Mark Perloe, MD:  “So has that been carried out to patients that you put to sleep and do a routine gynecology laparoscopy, say, for a tubal sterilization?”

Douglas E. Ott, MD, MPA:  “Yes, there’s been studies that have been done in Australia, Europe, and the United States that show the benefits of using humidified gas post-operatively for patients and intraoperatively.  They have less hypothermia, less recovery room time, and use fewer narcotics.  The patient has greater satisfaction and is able to return to normal quicker.”

Mark Perloe, MD:  “Is there any available data on adhesion risks?”

Douglas E. Ott, MD, MPA:  “There is no direct data about adhesion risk but there is indirect evidence that contributes to the idea that by damaging the peritoneum there is increased adhesions.  There are studies that show that tissue desiccation is one of the main factors for adhesion formation, another is when the tissue becomes dry there’s an increased amount of prostaglandins, lymphokines, and cytokines that are released from the tissue as an inflammatory response which are the precursors to adhesion formation.”

Mark Perloe, MD:  “We’ve got this information, is this something that we can use in operating rooms today?”

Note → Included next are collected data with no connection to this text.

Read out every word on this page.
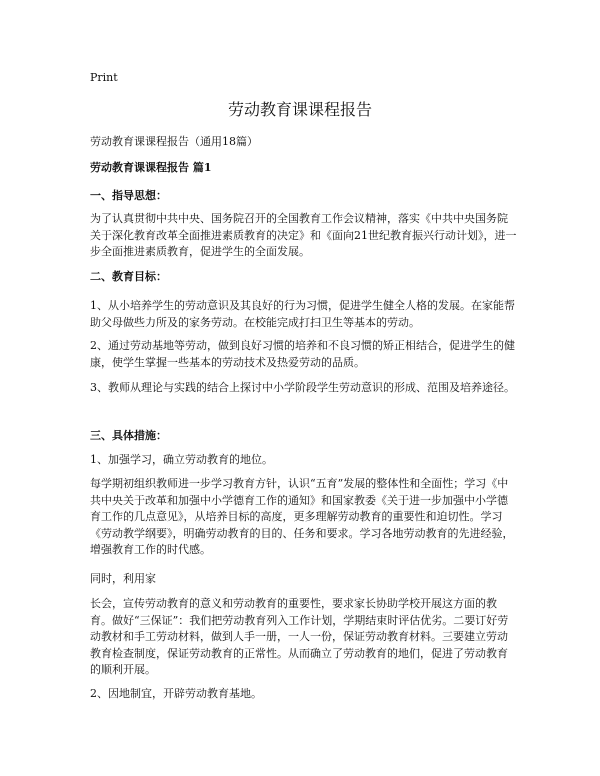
Print
劳动教育课课程报告

劳动教育课课程报告（通用18篇）

劳动教育课课程报告 篇1

一、指导思想：

为了认真贯彻中共中央、国务院召开的全国教育工作会议精神，落实《中共中央国务院关于深化教育改革全面推进素质教育的决定》和《面向21世纪教育振兴行动计划》，进一步全面推进素质教育，促进学生的全面发展。

二、教育目标：

1、从小培养学生的劳动意识及其良好的行为习惯，促进学生健全人格的发展。在家能帮助父母做些力所及的家务劳动。在校能完成打扫卫生等基本的劳动。

2、通过劳动基地等劳动，做到良好习惯的培养和不良习惯的矫正相结合，促进学生的健康，使学生掌握一些基本的劳动技术及热爱劳动的品质。

3、教师从理论与实践的结合上探讨中小学阶段学生劳动意识的形成、范围及培养途径。

三、具体措施：

1、加强学习，确立劳动教育的地位。

每学期初组织教师进一步学习教育方针，认识“五育”发展的整体性和全面性；学习《中共中央关于改革和加强中小学德育工作的通知》和国家教委《关于进一步加强中小学德育工作的几点意见》，从培养目标的高度，更多理解劳动教育的重要性和迫切性。学习《劳动教学纲要》，明确劳动教育的目的、任务和要求。学习各地劳动教育的先进经验，增强教育工作的时代感。

同时，利用家

长会，宣传劳动教育的意义和劳动教育的重要性，要求家长协助学校开展这方面的教育。做好“三保证”：我们把劳动教育列入工作计划，学期结束时评估优劣。二要订好劳动教材和手工劳动材料，做到人手一册，一人一份，保证劳动教育材料。三要建立劳动教育检查制度，保证劳动教育的正常性。从而确立了劳动教育的地们，促进了劳动教育的顺利开展。

2、因地制宜，开辟劳动教育基地。
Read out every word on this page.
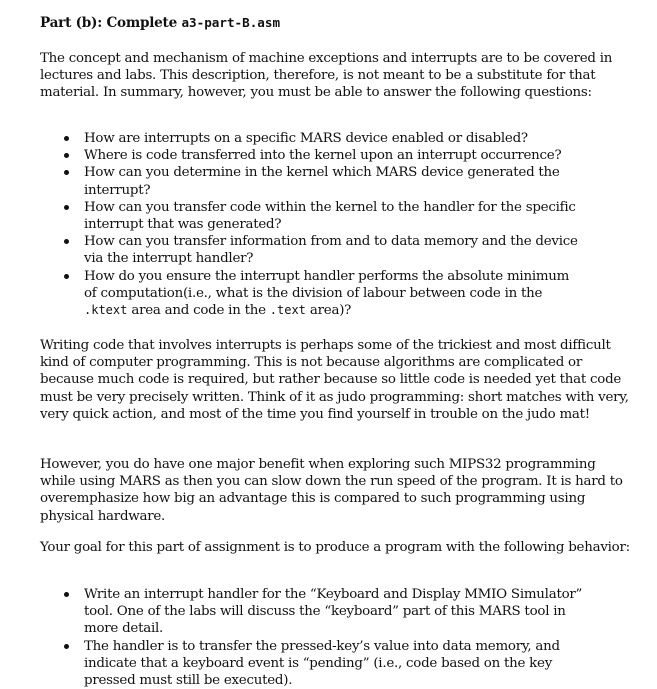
Part (b): Complete a3-part-B.asm

The concept and mechanism of machine exceptions and interrupts are to be covered in lectures and labs. This description, therefore, is not meant to be a substitute for that material. In summary, however, you must be able to answer the following questions:

How are interrupts on a specific MARS device enabled or disabled?
Where is code transferred into the kernel upon an interrupt occurrence?
How can you determine in the kernel which MARS device generated the interrupt?
How can you transfer code within the kernel to the handler for the specific interrupt that was generated?
How can you transfer information from and to data memory and the device via the interrupt handler?
How do you ensure the interrupt handler performs the absolute minimum of computation(i.e., what is the division of labour between code in the .ktext area and code in the .text area)?

Writing code that involves interrupts is perhaps some of the trickiest and most difficult kind of computer programming. This is not because algorithms are complicated or because much code is required, but rather because so little code is needed yet that code must be very precisely written. Think of it as judo programming: short matches with very, very quick action, and most of the time you find yourself in trouble on the judo mat!

However, you do have one major benefit when exploring such MIPS32 programming while using MARS as then you can slow down the run speed of the program. It is hard to overemphasize how big an advantage this is compared to such programming using physical hardware.

Your goal for this part of assignment is to produce a program with the following behavior:

Write an interrupt handler for the “Keyboard and Display MMIO Simulator” tool. One of the labs will discuss the “keyboard” part of this MARS tool in more detail.
The handler is to transfer the pressed-key’s value into data memory, and indicate that a keyboard event is “pending” (i.e., code based on the key pressed must still be executed).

Douglas E. Ott, MD, MPA:  “Yes, there’s a device that’s manufactured called the Insuflow device which is the only device that heats and humidifies the gas as it goes into the patient’s abdomen.  It attaches to any insufflator and can be used with any system that’s commercially sold.  So it’s not an insufflator; it’s an adaption that hooks between the insufflator and the patient.  What it does is it takes the gas that’s at twenty degrees centigrade and bone dry and as it’s delivered to the patient’s abdomen it creates a temperature of thirty-five degrees centigrade or ninety-six degrees, and it’s moist just like the inside of the abdomen.”

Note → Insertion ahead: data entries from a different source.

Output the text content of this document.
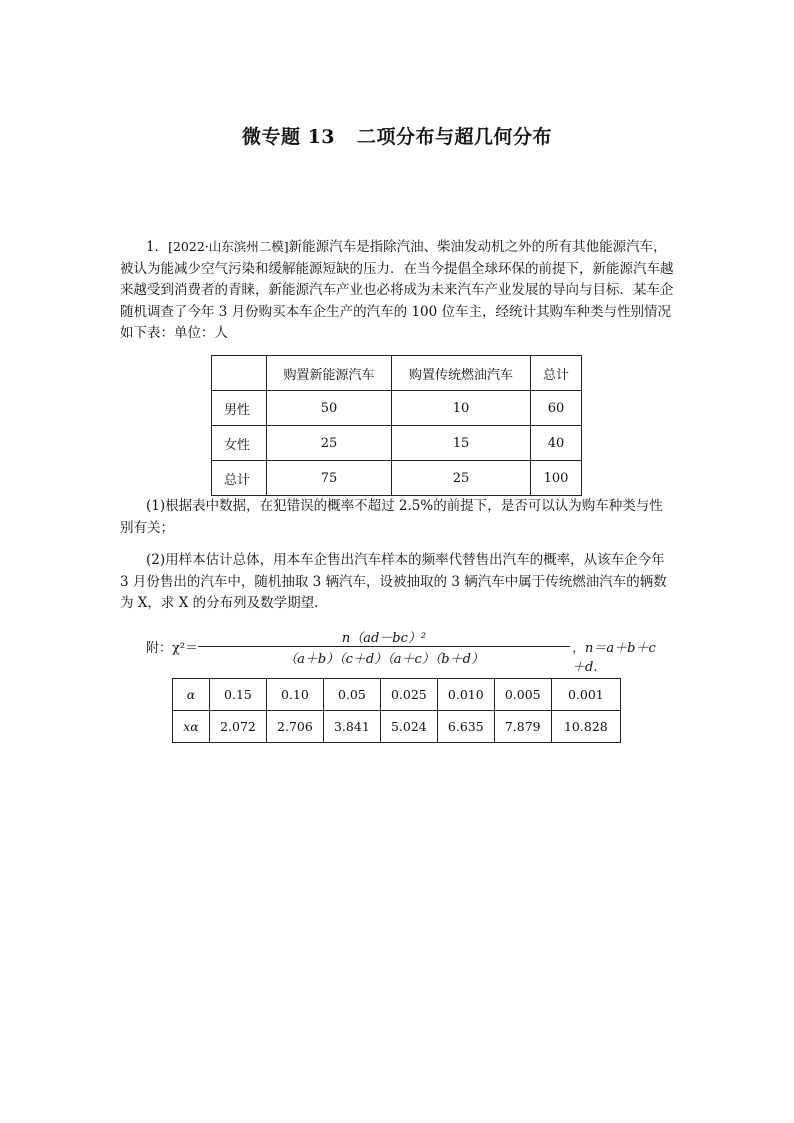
微专题 13 二项分布与超几何分布
1．[2022·山东滨州二模]新能源汽车是指除汽油、柴油发动机之外的所有其他能源汽车，被认为能减少空气污染和缓解能源短缺的压力．在当今提倡全球环保的前提下，新能源汽车越来越受到消费者的青睐，新能源汽车产业也必将成为未来汽车产业发展的导向与目标．某车企随机调查了今年 3 月份购买本车企生产的汽车的 100 位车主，经统计其购车种类与性别情况如下表：单位：人
	购置新能源汽车	购置传统燃油汽车	总计
男性	50	10	60
女性	25	15	40
总计	75	25	100
(1)根据表中数据，在犯错误的概率不超过 2.5%的前提下，是否可以认为购车种类与性别有关；
(2)用样本估计总体，用本车企售出汽车样本的频率代替售出汽车的概率，从该车企今年 3 月份售出的汽车中，随机抽取 3 辆汽车，设被抽取的 3 辆汽车中属于传统燃油汽车的辆数为 X，求 X 的分布列及数学期望．
附：χ²＝
n（ad－bc）²
（a＋b）（c＋d）（a＋c）（b＋d）
，n＝a＋b＋c＋d.
α	0.15	0.10	0.05	0.025	0.010	0.005	0.001
xα	2.072	2.706	3.841	5.024	6.635	7.879	10.828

Mark Perloe, MD:  “I’ve asked you to come and speak to me about this here because we started using this at Northside Hospital and, antidotally, I can tell you that my patients are recovering quicker and are more alert in the recovery room.  When you go back after the dictation to talk to the patient, they are seemingly more comfortable so I think it’s exciting to have this.  Have you looked at using a local anesthetic or any other compounds that may have an effect in reducing adhesions further or providing additional analgesia instead of using water in the device?” 

Douglas E. Ott, MD, MPA:  “The device has a FDA regulation on it that it’s just used to deliver humidified gas using water.  There have been people who have used other materials as an off label use for surgery but the company cannot make any claims related to that.  However, intuitively it would seem that by using the gas stream as a vehicle and having any kind of material in the gas stream as a liquid or even as a dried powder would be delivered to the abdomen for whatever purposes whether it be for anesthesia, for prevention of adhesions, delivery of antibiotics, or even for chemotherapeutic agents.  There is technology that the company has that is patent protected for this purpose and there are studies being done outside the United States for this as a drug delivery system.”

Mark Perloe, MD:  “We look forward to seeing some of that data.  Thank you very much for coming and talking with us.”

Douglas E. Ott, MD, MPA:  “Thank you.”